The Strange Tale Of The Mine-Detecting Rat Who Won A Gold Medal

The Strange Tale Of The Mine-Detecting Rat Who Won A Gold Medal

Why does a rat need to detect landmines at all, you ask? To answer that, we've got to turn away from diminutive, adorable mammals and look to the hells of human military action.


Back in the 1960s, while the Viet Cong of Ho Chi Minh pushed southward in the neighboring country of Vietnam amid the war, political unrest also stirred in Cambodia, BBC reports. A jungle-based, militant wing of the Communist Party of Kampuchea, Khmer Rouge rose to power when another right-wing group deposed the nation's head of state, Prince Norodom Sihanouk, in 1970. A few years later, in 1975, Khmer Rouge took over the nation's capital Phnom Penh, as well as the country. 

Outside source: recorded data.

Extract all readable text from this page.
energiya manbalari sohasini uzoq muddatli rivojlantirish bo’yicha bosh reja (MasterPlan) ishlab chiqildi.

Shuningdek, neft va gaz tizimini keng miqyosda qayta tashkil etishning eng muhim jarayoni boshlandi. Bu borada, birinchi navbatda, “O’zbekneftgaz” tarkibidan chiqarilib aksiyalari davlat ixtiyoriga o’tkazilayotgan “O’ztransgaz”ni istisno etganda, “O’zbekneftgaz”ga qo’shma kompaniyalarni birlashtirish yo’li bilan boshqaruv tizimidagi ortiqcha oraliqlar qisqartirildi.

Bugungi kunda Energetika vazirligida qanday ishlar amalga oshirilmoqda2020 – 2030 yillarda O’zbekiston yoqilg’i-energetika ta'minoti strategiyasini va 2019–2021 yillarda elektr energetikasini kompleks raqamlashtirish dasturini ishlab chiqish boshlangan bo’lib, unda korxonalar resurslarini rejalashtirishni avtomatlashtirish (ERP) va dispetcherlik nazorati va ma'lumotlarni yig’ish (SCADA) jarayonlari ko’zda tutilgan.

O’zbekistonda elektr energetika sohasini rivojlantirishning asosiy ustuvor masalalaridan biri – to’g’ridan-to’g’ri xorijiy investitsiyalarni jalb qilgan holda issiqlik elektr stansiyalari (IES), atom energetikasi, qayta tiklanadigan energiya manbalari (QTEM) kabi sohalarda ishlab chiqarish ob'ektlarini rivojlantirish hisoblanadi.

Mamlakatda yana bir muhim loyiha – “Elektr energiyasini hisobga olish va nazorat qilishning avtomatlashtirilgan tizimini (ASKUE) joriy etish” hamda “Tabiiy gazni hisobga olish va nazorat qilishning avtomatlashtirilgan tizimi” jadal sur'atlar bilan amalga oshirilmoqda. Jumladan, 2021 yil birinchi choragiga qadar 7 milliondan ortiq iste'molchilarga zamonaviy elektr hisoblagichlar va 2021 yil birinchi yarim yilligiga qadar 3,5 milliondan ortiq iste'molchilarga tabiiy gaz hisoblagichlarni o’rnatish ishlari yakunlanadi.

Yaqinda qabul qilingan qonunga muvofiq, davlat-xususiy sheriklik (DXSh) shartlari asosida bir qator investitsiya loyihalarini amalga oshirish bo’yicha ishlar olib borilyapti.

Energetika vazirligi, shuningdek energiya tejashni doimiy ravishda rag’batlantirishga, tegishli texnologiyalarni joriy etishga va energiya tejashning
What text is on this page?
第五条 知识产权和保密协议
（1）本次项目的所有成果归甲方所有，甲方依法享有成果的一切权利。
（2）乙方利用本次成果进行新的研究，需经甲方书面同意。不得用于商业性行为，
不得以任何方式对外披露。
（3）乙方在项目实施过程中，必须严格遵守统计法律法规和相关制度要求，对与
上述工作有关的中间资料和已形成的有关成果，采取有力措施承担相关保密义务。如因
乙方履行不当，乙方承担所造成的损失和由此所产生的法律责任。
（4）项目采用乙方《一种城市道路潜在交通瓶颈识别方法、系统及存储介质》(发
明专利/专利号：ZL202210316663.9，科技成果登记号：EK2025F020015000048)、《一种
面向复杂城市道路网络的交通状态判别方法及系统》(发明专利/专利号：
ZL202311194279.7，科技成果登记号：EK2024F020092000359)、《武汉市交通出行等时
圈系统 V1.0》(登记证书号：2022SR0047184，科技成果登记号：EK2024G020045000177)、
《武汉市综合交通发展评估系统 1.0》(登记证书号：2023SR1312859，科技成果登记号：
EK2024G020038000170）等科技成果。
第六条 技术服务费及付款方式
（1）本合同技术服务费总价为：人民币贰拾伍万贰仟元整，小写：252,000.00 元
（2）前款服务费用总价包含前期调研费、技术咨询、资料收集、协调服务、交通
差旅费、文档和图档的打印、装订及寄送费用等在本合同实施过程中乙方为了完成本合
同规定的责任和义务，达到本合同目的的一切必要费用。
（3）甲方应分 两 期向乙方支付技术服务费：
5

Pol Pot, leader of the Khmer Rouge, was inspired by China's ruling party and the possibility of a minimalist lifestyle "untainted" by Buddhism. In a vie to build an agrarian utopia, he arrested, tortured, and executed hundreds of thousands of people perceived as intellectuals, banished more to the countryside, abolished private property, and planted millions of landmines across the country. 


An area of Cambodia's western border known as the K5 belt still tops the worldwide list of regions with the highest landmine densities. According to The Conversation, the 1,046-kilometer (650-mile) strip of land is festooned with nearly 2,400 mines per kilometer.


Pol Pot's reign lasted only four years until 1979, but he scarred the soul of Cambodia forever, as outlined in the Tuol Sleng Genocide Museum.